Listening Friday night one wondered if the Thirteenth Symphony would hold such esteem today if this music was set to one of the composer’s more tub-thumping Communist Party texts like Song of the Forests. Shostakovich’s music always seems at its finest in pure, non-vocal forms where the more elusive and complex emotions are given free range. Being tied to a text seems to create a more literal and didactic musical response.

Despite reservations about the music, there were no doubts to be had about the quality of the evening’s performance or soloist. Alexey Tikhomirov was a supremely responsive advocate throughout, singing with a flexible, middle-weight bass. The Russian singer was a firm, stentorian presence in the declamatory passages without crossing the line to mere hectoring.  He was especially fine in the fleeting subtle moments, especially the introspective moments of “Fears” and “In the Market.”

The men of the Chicago Symphony Chorus were equal partners with the soloist, singing with power and brutality as needed, and bringing a dark echt-Slavic sound to their role.

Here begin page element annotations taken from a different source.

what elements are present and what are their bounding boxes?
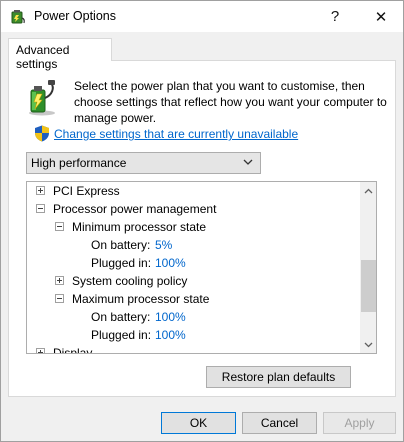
expand-icon[interactable] (36, 186, 45, 195)
tree-item-min-on-battery[interactable]: On battery: 5% (27, 236, 360, 254)
tree-item-label: PCI Express (53, 184, 120, 198)
scroll-down-arrow[interactable] (360, 336, 376, 353)
setting-value[interactable]: 5% (155, 236, 172, 254)
tab-advanced-settings[interactable]: Advanced settings (8, 38, 112, 71)
tree-item-max-on-battery[interactable]: On battery: 100% (27, 308, 360, 326)
setting-value[interactable]: 100% (155, 254, 186, 272)
collapse-icon[interactable] (55, 222, 64, 231)
restore-plan-defaults-button[interactable]: Restore plan defaults (206, 366, 351, 388)
intro-text: Select the power plan that you want to c… (74, 79, 387, 125)
power-plan-dropdown[interactable]: High performance (26, 152, 261, 174)
tree-item-maximum-processor-state[interactable]: Maximum processor state (27, 290, 360, 308)
ok-button[interactable]: OK (161, 412, 236, 434)
setting-value[interactable]: 100% (155, 308, 186, 326)
help-button[interactable]: ? (313, 1, 357, 32)
vertical-scrollbar[interactable] (360, 182, 376, 353)
setting-value[interactable]: 100% (155, 326, 186, 344)
tree-item-label: Maximum processor state (72, 292, 210, 306)
chevron-down-icon (243, 159, 253, 165)
window-title: Power Options (34, 9, 116, 23)
power-options-icon (11, 10, 25, 24)
setting-label: On battery: (91, 238, 151, 252)
expand-icon[interactable] (55, 276, 64, 285)
tree-item-processor-power-management[interactable]: Processor power management (27, 200, 360, 218)
uac-shield-icon (35, 125, 49, 142)
setting-label: Plugged in: (91, 256, 152, 270)
chevron-up-icon (364, 188, 373, 193)
change-settings-link[interactable]: Change settings that are currently unava… (54, 127, 298, 141)
scroll-up-arrow[interactable] (360, 182, 376, 199)
tree-item-max-plugged-in[interactable]: Plugged in: 100% (27, 326, 360, 344)
title-bar: Power Options ? ✕ (1, 1, 403, 32)
tree-item-label: Display (53, 346, 93, 353)
settings-tree[interactable]: PCI Express Processor power management M… (26, 181, 377, 354)
expand-icon[interactable] (36, 348, 45, 353)
scroll-thumb[interactable] (361, 260, 376, 312)
setting-label: On battery: (91, 310, 151, 324)
tree-item-label: System cooling policy (72, 274, 188, 288)
settings-tree-content: PCI Express Processor power management M… (27, 182, 360, 353)
tree-item-min-plugged-in[interactable]: Plugged in: 100% (27, 254, 360, 272)
collapse-icon[interactable] (55, 294, 64, 303)
cancel-button[interactable]: Cancel (242, 412, 317, 434)
tree-item-system-cooling-policy[interactable]: System cooling policy (27, 272, 360, 290)
power-plan-value: High performance (31, 156, 127, 170)
tree-item-label: Processor power management (53, 202, 217, 216)
tree-item-label: Minimum processor state (72, 220, 207, 234)
battery-plug-icon (29, 80, 59, 116)
tree-item-minimum-processor-state[interactable]: Minimum processor state (27, 218, 360, 236)
close-button[interactable]: ✕ (359, 1, 403, 32)
collapse-icon[interactable] (36, 204, 45, 213)
chevron-down-icon (364, 342, 373, 347)
apply-button[interactable]: Apply (323, 412, 396, 434)
tree-item-pci-express[interactable]: PCI Express (27, 182, 360, 200)
power-options-window: Power Options ? ✕ Advanced settings Sele… (0, 0, 404, 442)
tree-item-display[interactable]: Display (27, 344, 360, 353)
setting-label: Plugged in: (91, 328, 152, 342)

The evening began in a lighter mode, mercifully, with the belated CSO debut of Sergei Prokofiev’s Sinfonietta. Written in 1909 (revised in 1915 and 1929), his Op. 5 is an early attempt at capturing the same retro Haydenesque spirit, which would find acclaim in the composer’s Classical Symphony (No. 1) eight years later.

Prokofiev was baffled as to why this work never achieved the popularity of his First Symphony, and it’s hard not to feel the same puzzlement. The symphony may be more polished in its cool, calculated brilliance, but the Sinfonietta has its own considerable merits, and is overall a warmer and more engaging work.

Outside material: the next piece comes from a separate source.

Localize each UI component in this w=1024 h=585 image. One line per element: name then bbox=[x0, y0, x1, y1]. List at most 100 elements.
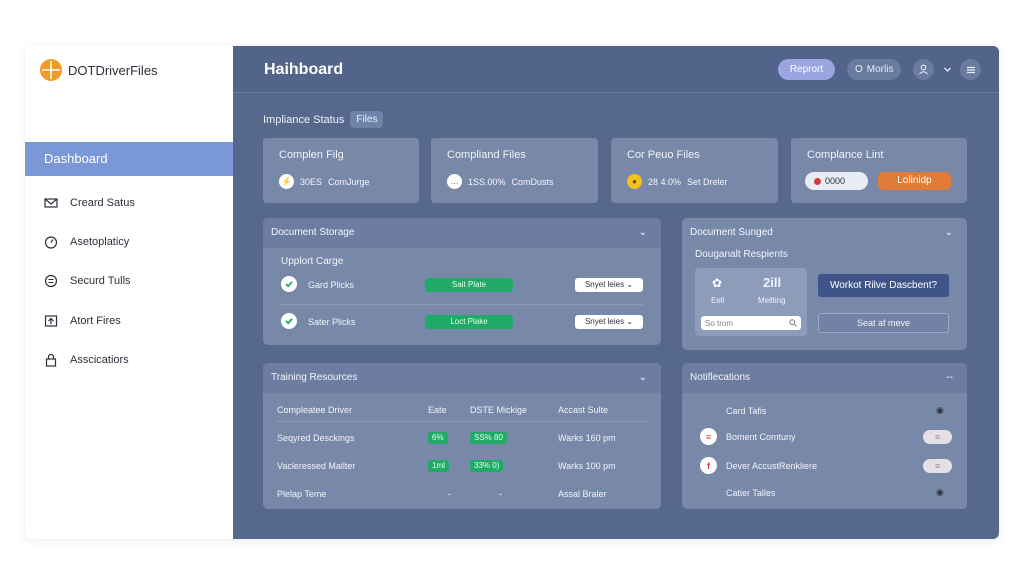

Cast in five shortish movements, there is a goofy, off-kilter charm in its mercurial, shifting tempos. The giocoso quality is to the fore in the dominant 6/8 signature, and the lyrical theme of the Andante sounds like a pre-echo of Prokofiev’s Romeo and Juliet ballet to come.

Muti led a performance that was wholly delightful—fleet, stylish and alive to the potential of every hairpin turn in the score. The front-desk woodwinds largely relished their turns in the spotlight bringing out the quirky wit of the score.

Performing in his first week as the CSO’s new principal oboe, William Welter’s playing was often reticent to the point of inaudibility. No doubt the orchestra’s newest member will plant his flag with greater confidence in the weeks and months to come.

The program will be repeated 8 p.m. Saturday and 7:30 p.m. Tuesday. cso.org; 312-294-3000.